Lekshmi Nairm a senior economist with the International Rubber Study Group, said on Monday that Indonesia’s rubber output per hectare was still far lower than other rubber producers in Southeast Asia, such as Malaysia and Thailand.

“If some level of capital assistance for small holdings is given through different government policies, as has already implemented in the cases of Thailand and Malaysia, then surely [local producers] can increase productivity and Indonesia can be a leading producer,” she said on the sidelines of the Asian Commodities and Derivatives Conference 2011 in Jakarta.

Lekshmi said that Indonesia also needed to improve implementation of its plantation revitalization scheme.

According to recent information from the Indonesian Rubber Association (Gapkindo), Indonesian plantations produce an average of 880 kilograms of rubber per hectare every year, or about half of output of plantations in Thailand or India, which can produce more than 1,500 kilograms.

Gapkindo executive director Suharto Honggokusumo said the government’s revitalization program had failed to help small plantations to raise output since the scheme’s implementation in 2007.

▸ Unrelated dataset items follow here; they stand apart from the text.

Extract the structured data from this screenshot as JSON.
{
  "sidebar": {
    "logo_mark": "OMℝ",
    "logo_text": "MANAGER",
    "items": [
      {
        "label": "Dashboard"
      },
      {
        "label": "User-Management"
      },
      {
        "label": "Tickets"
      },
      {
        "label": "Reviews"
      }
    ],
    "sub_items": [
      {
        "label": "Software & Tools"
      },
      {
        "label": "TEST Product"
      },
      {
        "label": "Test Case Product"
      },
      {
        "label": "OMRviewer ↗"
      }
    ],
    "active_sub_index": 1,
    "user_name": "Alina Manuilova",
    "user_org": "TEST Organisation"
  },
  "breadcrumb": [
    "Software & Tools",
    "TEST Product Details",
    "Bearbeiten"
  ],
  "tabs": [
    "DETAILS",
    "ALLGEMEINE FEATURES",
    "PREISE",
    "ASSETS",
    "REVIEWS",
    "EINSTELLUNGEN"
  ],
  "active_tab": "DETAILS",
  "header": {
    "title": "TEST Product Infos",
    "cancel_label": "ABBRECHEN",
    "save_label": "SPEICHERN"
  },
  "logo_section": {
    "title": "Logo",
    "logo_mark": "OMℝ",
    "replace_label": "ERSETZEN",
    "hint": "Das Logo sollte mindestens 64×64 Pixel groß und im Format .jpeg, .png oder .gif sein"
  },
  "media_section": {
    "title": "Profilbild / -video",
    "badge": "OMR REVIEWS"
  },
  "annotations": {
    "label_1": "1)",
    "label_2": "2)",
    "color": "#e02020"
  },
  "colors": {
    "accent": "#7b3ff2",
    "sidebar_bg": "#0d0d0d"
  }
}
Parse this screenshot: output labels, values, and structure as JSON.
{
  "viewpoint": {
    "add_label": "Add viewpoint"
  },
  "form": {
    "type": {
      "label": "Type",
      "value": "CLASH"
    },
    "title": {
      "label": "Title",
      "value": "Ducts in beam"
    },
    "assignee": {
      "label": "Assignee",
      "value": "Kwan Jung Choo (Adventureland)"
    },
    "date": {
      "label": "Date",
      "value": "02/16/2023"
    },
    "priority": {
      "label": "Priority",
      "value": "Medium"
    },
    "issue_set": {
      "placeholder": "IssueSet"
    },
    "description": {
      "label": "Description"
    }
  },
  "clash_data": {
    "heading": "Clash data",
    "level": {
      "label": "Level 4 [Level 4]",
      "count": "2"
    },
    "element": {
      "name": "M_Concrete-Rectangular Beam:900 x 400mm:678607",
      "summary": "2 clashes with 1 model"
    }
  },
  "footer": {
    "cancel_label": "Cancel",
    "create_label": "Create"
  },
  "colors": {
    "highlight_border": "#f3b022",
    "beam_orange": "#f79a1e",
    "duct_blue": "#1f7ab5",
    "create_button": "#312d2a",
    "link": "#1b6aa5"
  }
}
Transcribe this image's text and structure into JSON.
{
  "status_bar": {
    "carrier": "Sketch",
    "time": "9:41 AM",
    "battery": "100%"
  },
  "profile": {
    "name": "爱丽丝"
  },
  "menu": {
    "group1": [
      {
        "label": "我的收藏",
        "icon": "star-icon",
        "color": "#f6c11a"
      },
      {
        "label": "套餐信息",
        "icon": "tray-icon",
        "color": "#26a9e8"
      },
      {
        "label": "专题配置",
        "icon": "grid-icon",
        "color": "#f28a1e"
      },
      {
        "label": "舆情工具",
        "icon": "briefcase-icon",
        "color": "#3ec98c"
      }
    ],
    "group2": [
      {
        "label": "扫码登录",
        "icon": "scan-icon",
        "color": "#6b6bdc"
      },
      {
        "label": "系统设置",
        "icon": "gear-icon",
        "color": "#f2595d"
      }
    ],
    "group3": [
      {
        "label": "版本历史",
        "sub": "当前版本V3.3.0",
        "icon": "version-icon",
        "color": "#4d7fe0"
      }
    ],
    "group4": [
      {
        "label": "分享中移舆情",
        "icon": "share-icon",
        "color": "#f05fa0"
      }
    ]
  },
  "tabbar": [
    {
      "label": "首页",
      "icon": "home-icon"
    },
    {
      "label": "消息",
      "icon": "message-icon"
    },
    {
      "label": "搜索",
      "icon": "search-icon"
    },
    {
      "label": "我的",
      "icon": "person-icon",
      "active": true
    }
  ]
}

Small scale rubber plantations comprise 86 percent of Indonesia’s rubber plantations, while 14 percent are controlled by private and state-owned firms.

“Many farmers could not access the funds because most of them did not have the required land certificates as collateral,” he said.

The government revitalization program covered Indonesia’s three main commodities — oil palm, rubber and cacao.

Under the program, the government allocated Rp 4.4 trillion (US$514.8 billion) between 2007 and 2010 for interest-subsidized investment loans to be issued by seven state-owned banks, including Bank Mandiri and Bank Rakyat Indonesia.

The scheme was aimed at, among other things, opening 1.5 million hectares of new plantations, including 1.3 million hectares of oil palm plantations, 50,000 hectares of rubber plantations and 110,00 hectares of cacao plantations.

However, only 6,000 hectares of new rubber plantations have been opened under the program.

Suharto said the low productivity of Indonesian plantations could be partly attributed to the use of low-yield, poor quality clones and improper tapping and planting techniques.

“The problem lies in the poor education of our farmers and their poor purchasing power,” he said, adding that around 40 percent of rubber farmers still used poor quality clones.

Indonesia is currently the world’s second largest producer of natural rubber after Thailand. The nation’s rubber plantations, located principally in Sumatra, Java and Kalimantan, are slated to produce 3.08 million tons of rubber this year, up 8 percent from 2.85 million tons last year. World rubber production for 2011 has been estimated to top 10 million tons.